Sancionada em 2012, a Lei 12.711 prevê a reserva de 50% das vagas das universidades e institutos federais de Ensino Superior a estudantes de escolas públicas. Dentro dessa reserva, estipula regras para destinar vagas a alunos de baixa renda, pretos, pardos, indígenas e com deficiência.

Quando sancionada, a lei já previa em seu artigo sétimo que, após 10 anos de vigência, ocorreria uma revisão. A redação, porém, não estabelecia como esse processo deveria ocorrer, a que critérios obedeceria, se demandaria algum tipo de mensuração de resultados nem que órgão seria responsável por esta análise. Estas incógnitas têm gerado ainda mais debate sobre o tema. Os PLs levantados tentam preencher essa lacuna.

Prorrogação da lei de cotas

Dos 36 PLs, apenas um deles prevê alterar as duas legislações de cotas em vigor. A Lei 12.990 assegura a pessoas negras a reserva de 20% das vagas em concursos públicos. Sancionada em 2014, ela será objeto de revisão só em 2024. O projeto 461/2020 sugere proibir a realização de procedimentos de heteroidentificação racial.

Um dos pontos em comum entre as iniciativas dos parlamentares é que a lei deve ser prorrogada. De autoria do senador Paulo Paim (PT/RS), o PL 4656/2020, estabelece uma espécie de gatilho para a manutenção da lei.

Pela proposta, se o preenchimento das vagas por alunos de escola pública negros, indígenas, pessoas com deficiência e de baixa renda estiver abaixo do percentual de cada grupo no total da população, a cota é automaticamente renovada por mais dez anos. Se o preenchimento das vagas igualar ou superar esse percentual, a política é mantida por pelo menos mais cinco anos. O PL encontra-se parado no plenário do Senado Federal.

"Precisamos garantir que o mínimo já conquistado permaneça"
Paulo Paim, senador pelo PT-RS

Outro PL que vai nessa linha é o 5384/2020, da deputada Maria do Rosário (PT/RS). Ele prevê tornar permanente a reserva de vagas, além de assegurar o direito ao serviço de assistência estudantil como política complementar à reserva de vagas. O projeto aguarda parecer do relator na CDHM (Comissão de Direitos Humanos e Minorias).
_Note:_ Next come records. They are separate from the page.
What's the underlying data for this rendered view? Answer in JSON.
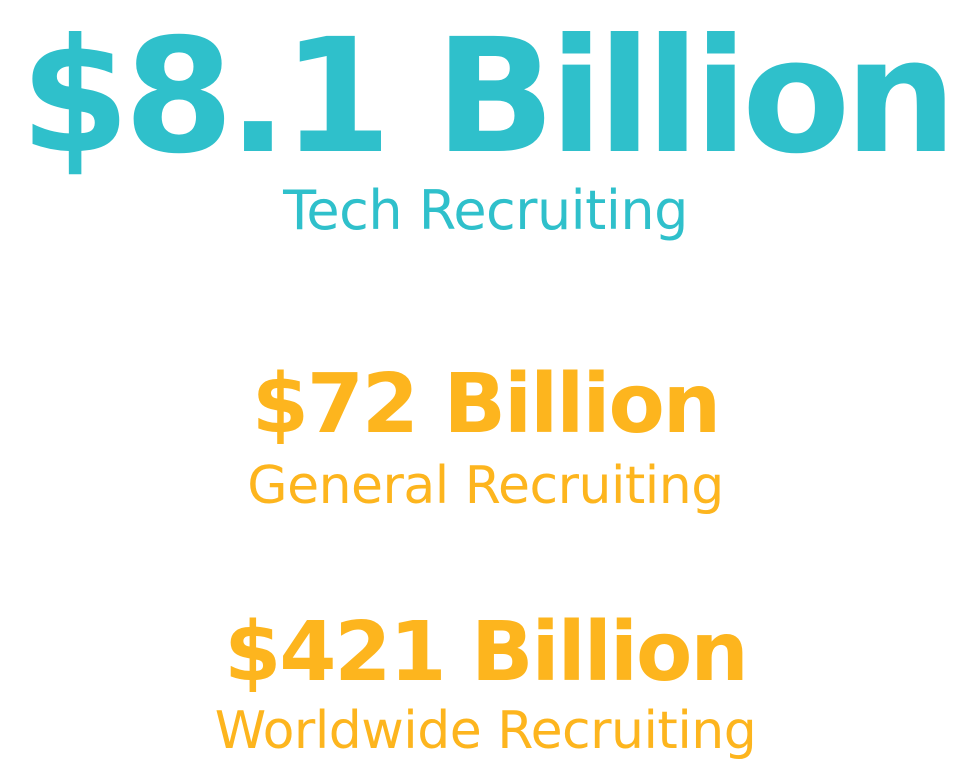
{
  "stats": [
    {
      "amount": "$8.1 Billion",
      "label": "Tech Recruiting",
      "color": "#2FC0CB"
    },
    {
      "amount": "$72 Billion",
      "label": "General Recruiting",
      "color": "#FDB51E"
    },
    {
      "amount": "$421 Billion",
      "label": "Worldwide Recruiting",
      "color": "#FDB51E"
    }
  ]
}
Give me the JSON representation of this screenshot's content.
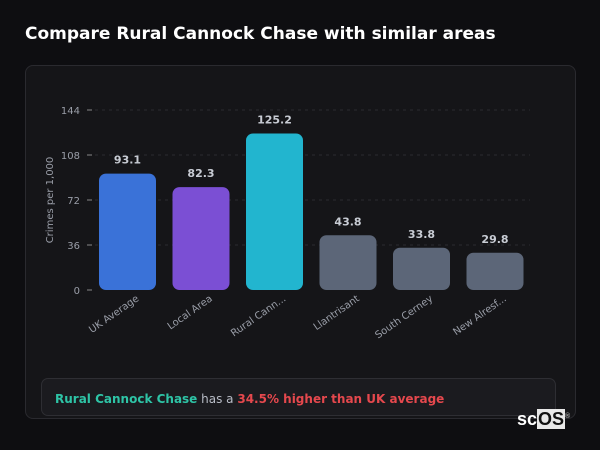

Parte significativa dos PLs apresentados busca expandir o público contemplado pela Lei de 2012. Pronto para entrar na pauta da CDH (Comissão de Direitos Humanos e Legislação Participativa), o PL 4662/2019, proposto pelo senador Veneziano Vital do Rêgo (PSB/PB) prevê reserva de vagas direta para idosos, em especial os maiores de 70 anos, em cursos de graduação de instituições federais de ensino superior.

Já o Projeto de Lei 1983/2021, elaborado pelo senador Jorge Kajuru (PODEMOS/GO), sugere destinar um percentual das vagas a estudantes egressos de programa de acolhimento institucional, isto é, adolescentes que não foram adotados. "Defendo a revalidação da lei para que sejam feitas correções, tornando-a mais social e favorecendo sobretudo as pessoas negras", explica. Até o momento não houve designação de comissão para apreciar a matéria do Senador.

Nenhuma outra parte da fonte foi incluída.